Eine massive Veränderung gab es es allerdings kurz nach Toresschluss, denn Buffett hat seine Wandeloptionen bei der Bank of America gezogen und hält nun 700 Mio. ihrer Aktien. Bezahlt hatte er dafür vergleichsweise wenig. Denn Buffett stieg bereits 2011 bei der damals kriselnden BoA ein und zwar durch eine in zwei Teile strukturierte Transaktion. Für 5 Mrd. Dollar kaufte er "Cumulative Perpetual Preferred Stocks", die keine Laufzeitbeschränkung haben und jährlich 6% an Zinsen abwerfen. Sie können nicht in "Common Stocks" (Stammaktien) getauscht werden. Aber Warren Buffett wäre nicht Warren Buffett, gäbe es nicht den zweiten Part. Denn zusätzlich erhielt er "Warrants" (Wandeloptionen), die es ihm erlauben, bis September 2021 für 5 Mrd. Dollar BoA-Aktien zu kaufen und zwar zu einem festgelegten Preis von 7,14 Dollar je Aktie. Schlusskurs am Freitag an der NYSE war 25 Dollar! Er macht also mit der Ausübung der Optionen knapp 18 Dollar Gewinn je Aktie und in Summe sind das - festhalten - 12,6 Mrd. Dollar. Gewinn! Die ganzen erhaltenen Zinsen der letzten sechs Jahr nicht eingerechnet.

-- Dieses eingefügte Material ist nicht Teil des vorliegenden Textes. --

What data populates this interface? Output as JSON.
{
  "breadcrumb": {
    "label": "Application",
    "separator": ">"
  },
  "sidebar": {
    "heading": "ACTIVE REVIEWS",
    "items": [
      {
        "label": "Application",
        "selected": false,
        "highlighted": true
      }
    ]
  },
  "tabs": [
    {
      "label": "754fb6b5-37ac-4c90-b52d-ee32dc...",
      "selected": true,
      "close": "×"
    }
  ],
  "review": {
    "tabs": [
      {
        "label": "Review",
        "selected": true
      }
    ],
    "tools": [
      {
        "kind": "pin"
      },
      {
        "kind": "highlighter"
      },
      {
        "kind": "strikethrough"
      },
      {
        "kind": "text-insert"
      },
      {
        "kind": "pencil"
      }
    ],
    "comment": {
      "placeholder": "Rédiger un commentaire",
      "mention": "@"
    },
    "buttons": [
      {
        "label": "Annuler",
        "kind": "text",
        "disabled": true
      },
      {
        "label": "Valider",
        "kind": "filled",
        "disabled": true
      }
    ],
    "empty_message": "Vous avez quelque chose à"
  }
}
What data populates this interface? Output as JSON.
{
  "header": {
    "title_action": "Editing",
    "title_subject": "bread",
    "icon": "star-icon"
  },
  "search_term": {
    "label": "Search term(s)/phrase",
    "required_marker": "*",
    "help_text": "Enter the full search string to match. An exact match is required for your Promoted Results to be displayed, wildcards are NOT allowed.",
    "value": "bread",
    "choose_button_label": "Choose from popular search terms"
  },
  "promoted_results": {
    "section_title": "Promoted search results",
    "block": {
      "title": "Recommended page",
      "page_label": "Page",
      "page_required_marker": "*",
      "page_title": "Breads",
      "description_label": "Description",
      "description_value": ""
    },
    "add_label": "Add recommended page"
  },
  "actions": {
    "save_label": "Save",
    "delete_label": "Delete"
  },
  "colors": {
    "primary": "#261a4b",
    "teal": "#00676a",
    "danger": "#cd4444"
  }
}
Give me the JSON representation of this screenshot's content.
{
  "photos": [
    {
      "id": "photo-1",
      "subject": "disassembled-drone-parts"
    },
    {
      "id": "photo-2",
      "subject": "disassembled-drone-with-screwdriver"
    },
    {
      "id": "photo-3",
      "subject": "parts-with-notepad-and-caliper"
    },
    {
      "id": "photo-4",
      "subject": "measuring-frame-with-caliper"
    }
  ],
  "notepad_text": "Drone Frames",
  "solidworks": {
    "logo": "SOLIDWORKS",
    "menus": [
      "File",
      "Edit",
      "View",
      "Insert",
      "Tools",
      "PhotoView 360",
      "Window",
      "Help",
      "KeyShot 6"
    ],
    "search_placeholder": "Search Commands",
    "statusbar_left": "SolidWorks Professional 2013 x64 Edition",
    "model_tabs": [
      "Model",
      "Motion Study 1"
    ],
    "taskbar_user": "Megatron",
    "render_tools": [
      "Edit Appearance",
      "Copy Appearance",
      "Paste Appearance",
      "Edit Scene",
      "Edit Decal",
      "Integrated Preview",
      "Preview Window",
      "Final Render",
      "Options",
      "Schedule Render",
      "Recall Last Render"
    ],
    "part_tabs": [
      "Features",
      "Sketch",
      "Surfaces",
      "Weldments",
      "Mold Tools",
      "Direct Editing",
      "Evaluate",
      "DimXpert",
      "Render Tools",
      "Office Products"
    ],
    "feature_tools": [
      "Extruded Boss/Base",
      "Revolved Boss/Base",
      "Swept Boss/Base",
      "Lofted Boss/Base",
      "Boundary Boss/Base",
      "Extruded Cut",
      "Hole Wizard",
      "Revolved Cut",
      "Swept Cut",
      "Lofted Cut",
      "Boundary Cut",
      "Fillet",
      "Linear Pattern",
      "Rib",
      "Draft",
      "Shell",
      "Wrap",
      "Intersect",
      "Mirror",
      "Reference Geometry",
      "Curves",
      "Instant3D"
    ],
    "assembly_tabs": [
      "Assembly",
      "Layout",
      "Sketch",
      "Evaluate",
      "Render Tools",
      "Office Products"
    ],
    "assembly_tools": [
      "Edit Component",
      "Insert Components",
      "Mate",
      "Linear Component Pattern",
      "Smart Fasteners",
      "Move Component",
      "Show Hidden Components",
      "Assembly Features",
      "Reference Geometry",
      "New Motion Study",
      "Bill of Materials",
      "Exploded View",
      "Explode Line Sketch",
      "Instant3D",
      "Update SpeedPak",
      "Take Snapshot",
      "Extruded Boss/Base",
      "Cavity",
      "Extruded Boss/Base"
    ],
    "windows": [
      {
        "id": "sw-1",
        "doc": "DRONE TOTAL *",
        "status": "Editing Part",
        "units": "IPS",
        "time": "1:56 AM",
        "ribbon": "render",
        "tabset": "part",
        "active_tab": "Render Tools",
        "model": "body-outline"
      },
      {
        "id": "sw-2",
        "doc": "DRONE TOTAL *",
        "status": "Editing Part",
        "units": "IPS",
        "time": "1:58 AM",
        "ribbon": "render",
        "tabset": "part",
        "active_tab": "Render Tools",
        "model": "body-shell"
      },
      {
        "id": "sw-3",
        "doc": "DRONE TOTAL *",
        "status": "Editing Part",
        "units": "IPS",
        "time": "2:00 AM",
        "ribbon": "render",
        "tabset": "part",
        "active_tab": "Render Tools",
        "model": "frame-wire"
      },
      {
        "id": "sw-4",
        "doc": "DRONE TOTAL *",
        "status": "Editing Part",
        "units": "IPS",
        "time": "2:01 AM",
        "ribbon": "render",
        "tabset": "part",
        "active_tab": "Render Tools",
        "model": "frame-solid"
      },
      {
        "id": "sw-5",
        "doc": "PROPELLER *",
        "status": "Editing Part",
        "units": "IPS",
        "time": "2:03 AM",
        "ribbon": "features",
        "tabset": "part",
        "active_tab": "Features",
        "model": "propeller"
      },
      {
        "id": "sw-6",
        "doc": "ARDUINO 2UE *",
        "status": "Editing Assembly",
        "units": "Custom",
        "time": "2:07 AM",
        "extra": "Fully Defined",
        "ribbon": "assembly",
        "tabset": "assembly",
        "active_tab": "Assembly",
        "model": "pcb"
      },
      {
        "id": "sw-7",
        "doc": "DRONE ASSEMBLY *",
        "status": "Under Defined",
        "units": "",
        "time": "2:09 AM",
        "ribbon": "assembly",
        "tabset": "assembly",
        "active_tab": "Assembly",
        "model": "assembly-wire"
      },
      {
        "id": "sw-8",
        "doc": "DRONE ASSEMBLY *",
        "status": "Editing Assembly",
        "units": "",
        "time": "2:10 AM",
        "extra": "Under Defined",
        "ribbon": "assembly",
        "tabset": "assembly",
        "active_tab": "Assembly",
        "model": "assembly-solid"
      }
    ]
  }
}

Mit einem aktuellen Wert von 17,15 Mrd. Dollar katapultiert dies Bank of America auf Schlag auf den fünften Platz in Buffetts Portfolio zwischen American Express und IBM.

 Veränderungen in Berkshire Hathaways Portfolio (Quelle: http://warrenbuffettstockportfolio.com
Buffett ist kein Freund des Diversifizierens
Buffett konzentriert sein Portfolio auf einige wenige große Kerninvestments. So machen seine vier größten Positionen Kraft Heinz, Wells Fargo, Apple und Coca Cola zusammen schon 62% aus und die sieben größten Positionen stehen für zusammen gut 75% seines Börsen-Portfolios. Rechnen wird die neue Nummer 5 noch hinzu, liegen die fünf größten Positionen zusammen bei fast drei Viertel Depotanteil.

Meine Einschätzung
Berkshire Hathaway befindet sich auf meiner Empfehlungsliste. Die starke Abhängigkeit vom Versicherungsgeschäft birgt meines Erachtens ziemliche Risiken, doch die eingeläutete Zinswende in den USA wird den Versicherern dort das Leben wieder leichter machen. Buffett selbst sagte über diese Sparte, dass sie in den nächsten zehn Jahren "nicht mehr so gut laufen werde wie in den letzten 30 Jahren". Das Chance-Risiko-Verhältnis in diesem Bereich hat sich jedenfalls zuletzt wieder verbessert, allerdings hat die Versicherungssparte zuletzt operativ mit Schwierigkeiten zu kämpfen. Vor allem deshalb ging Berkshires Gewinn das zweite Quartal in Folge deutlich zurück.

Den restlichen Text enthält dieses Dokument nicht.